5. 80% of smartphones are compatible with behavioral biometrics.


Behavioral biometrics rely on advanced hardware to measure the unique characteristics of individuals. Fortunately, every new generation of iPhone and Android comes chock-full of new and improved sensors that enable more advanced forms of behavioral biometrics. The new iPhone, for example, contains a proximity sensor that “determines how close the iPhone is to your face,” an ambient light sensor that determines “how much light is available in the area surrounding the iPhone,” a barometer that “measures air pressure to determine altitude” and many, many others. When this data is analyzed with the help of machine learning, computer programs can create profiles for each user that capture an individual’s unique behavioral biometric characteristics. During logins, the current behavior can be compared with the established profile to authenticate a user. 


UnifyID’s GaitAuth™, for instance, relies on a smartphone’s various sensors to measure how an individual walks while holding their phone. Because an individual’s walking style is unique, it can be used to authenticate a user. Think of it as a fingerprint in motion. With accuracy levels of 1:50,000 false positive rate, GaitAuth is an extremely reliable authentication method to improve pass rates.


6. The future is frictionless.


Conventional wisdom in the cybersecurity community will tell you that with every new security feature added to an application, the number of customers who give up and drop out of the cumbersome process will increase. Fortunately, when it comes to the latest biometric technologies, conventional wisdom is wrong.

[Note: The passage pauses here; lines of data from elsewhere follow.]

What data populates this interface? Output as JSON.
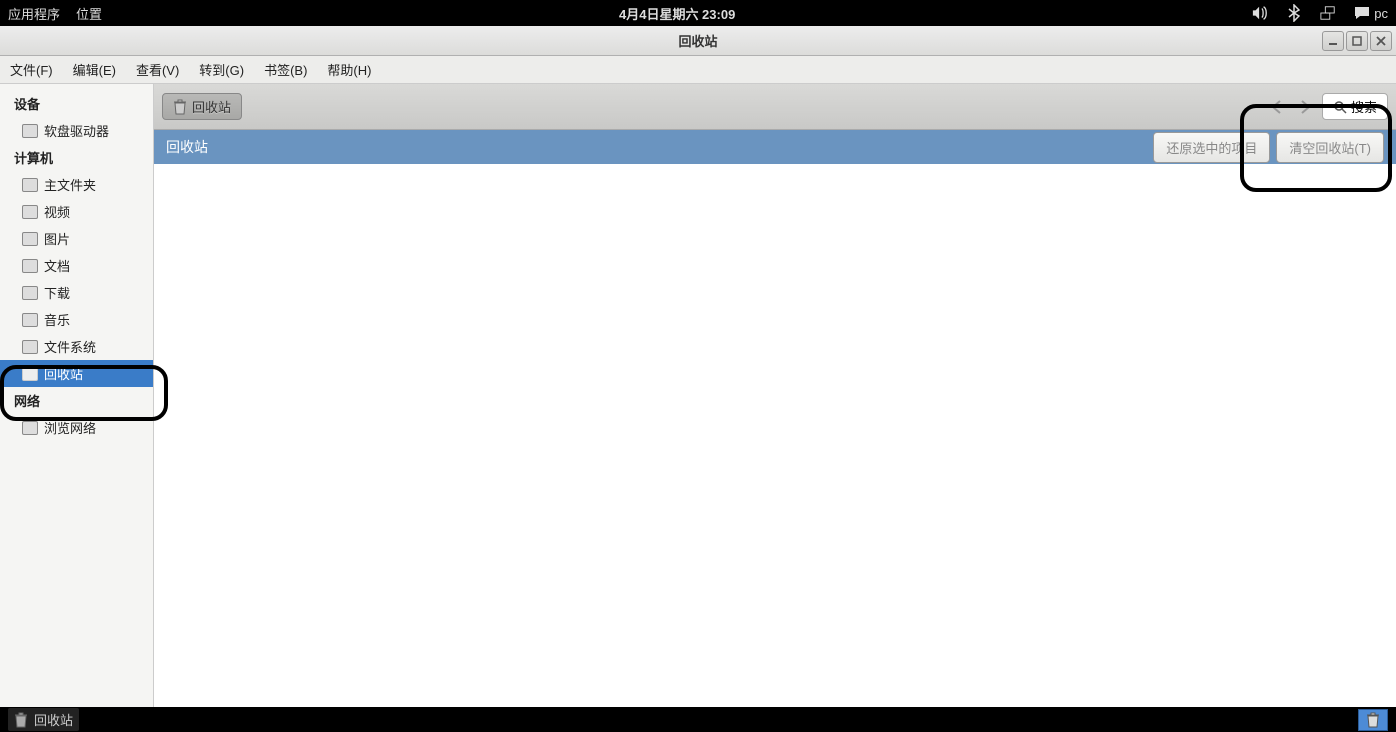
{
  "top_panel": {
    "applications": "应用程序",
    "places": "位置",
    "datetime": "4月4日星期六 23:09",
    "username": "pc"
  },
  "window": {
    "title": "回收站"
  },
  "menubar": {
    "file": "文件(F)",
    "edit": "编辑(E)",
    "view": "查看(V)",
    "go": "转到(G)",
    "bookmarks": "书签(B)",
    "help": "帮助(H)"
  },
  "sidebar": {
    "devices_header": "设备",
    "devices": [
      {
        "label": "软盘驱动器"
      }
    ],
    "computer_header": "计算机",
    "computer": [
      {
        "label": "主文件夹"
      },
      {
        "label": "视频"
      },
      {
        "label": "图片"
      },
      {
        "label": "文档"
      },
      {
        "label": "下载"
      },
      {
        "label": "音乐"
      },
      {
        "label": "文件系统"
      },
      {
        "label": "回收站",
        "selected": true
      }
    ],
    "network_header": "网络",
    "network": [
      {
        "label": "浏览网络"
      }
    ]
  },
  "pathbar": {
    "location": "回收站",
    "search_label": "搜索"
  },
  "actionbar": {
    "title": "回收站",
    "restore": "还原选中的项目",
    "empty": "清空回收站(T)"
  },
  "taskbar": {
    "app": "回收站"
  }
}
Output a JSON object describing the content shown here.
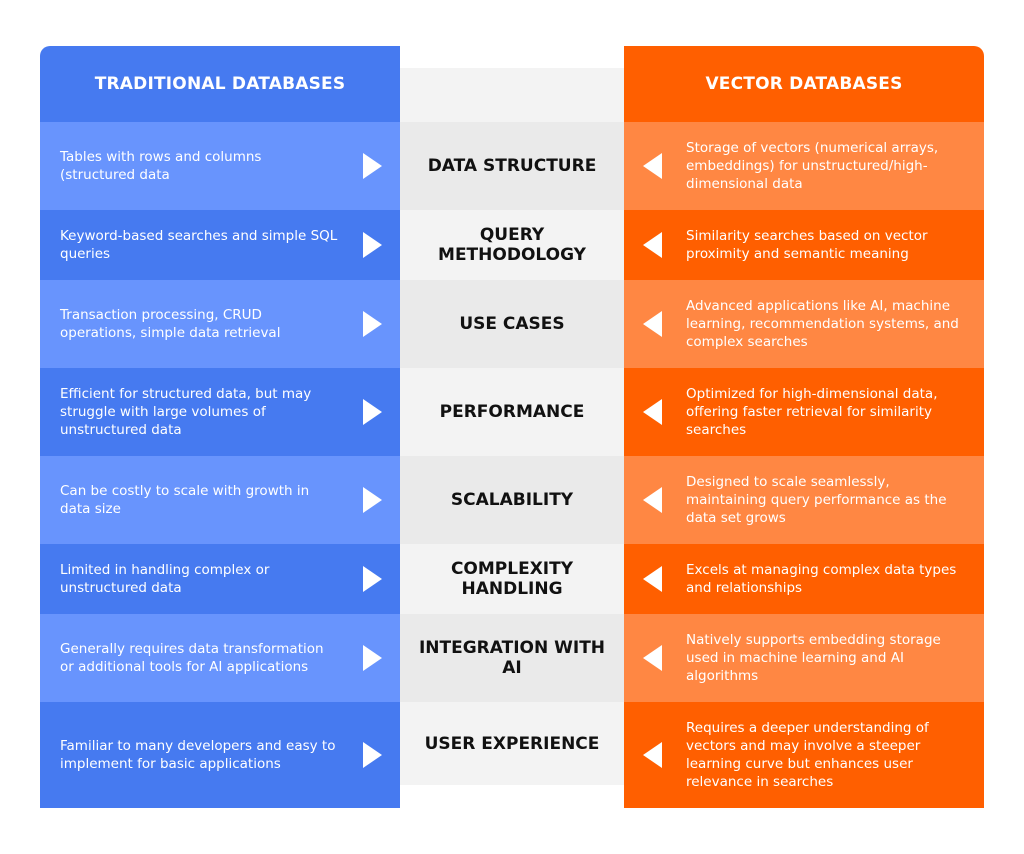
{
  "headers": {
    "left": "TRADITIONAL DATABASES",
    "right": "VECTOR DATABASES"
  },
  "colors": {
    "traditional_dark": "#467af0",
    "traditional_light": "#6894fd",
    "vector_dark": "#ff5f00",
    "vector_light": "#ff8743",
    "center_light": "#f3f3f3",
    "center_dark": "#eaeaea"
  },
  "rows": [
    {
      "criterion": "DATA STRUCTURE",
      "traditional": "Tables with rows and columns (structured data",
      "vector": "Storage of vectors (numerical arrays, embeddings) for unstructured/high-dimensional data"
    },
    {
      "criterion": "QUERY METHODOLOGY",
      "traditional": "Keyword-based searches and simple SQL queries",
      "vector": "Similarity searches based on vector proximity and semantic meaning"
    },
    {
      "criterion": "USE CASES",
      "traditional": "Transaction processing, CRUD operations, simple data retrieval",
      "vector": "Advanced applications like AI, machine learning, recommendation systems, and complex searches"
    },
    {
      "criterion": "PERFORMANCE",
      "traditional": "Efficient for structured data, but may struggle with large volumes of unstructured data",
      "vector": "Optimized for high-dimensional data, offering faster retrieval for similarity searches"
    },
    {
      "criterion": "SCALABILITY",
      "traditional": "Can be costly to scale with growth in data size",
      "vector": "Designed to scale seamlessly, maintaining query performance as the data set grows"
    },
    {
      "criterion": "COMPLEXITY HANDLING",
      "traditional": "Limited in handling complex or unstructured data",
      "vector": "Excels at managing complex data types and relationships"
    },
    {
      "criterion": "INTEGRATION WITH AI",
      "traditional": "Generally requires data transformation or additional tools for AI applications",
      "vector": "Natively supports embedding storage used in machine learning and AI algorithms"
    },
    {
      "criterion": "USER EXPERIENCE",
      "traditional": "Familiar to many developers and easy to implement for basic applications",
      "vector": "Requires a deeper understanding of vectors and may involve a steeper learning curve but enhances user relevance in searches"
    }
  ]
}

Because cutting-edge behavioral biometrics run primarily in the background, it offers a frictionless solution that increases security and improves customer experience.


GaitAuth, for example, tracks the unique characteristics of a user’s walking style when the user is living their everyday life. It doesn’t require the customer to do anything but go about their daily life. After the unique gait style is captured, it can be used to facilitate passwordless logins, improve MFAs, expedite call center authentication, and even curb promotion abuse.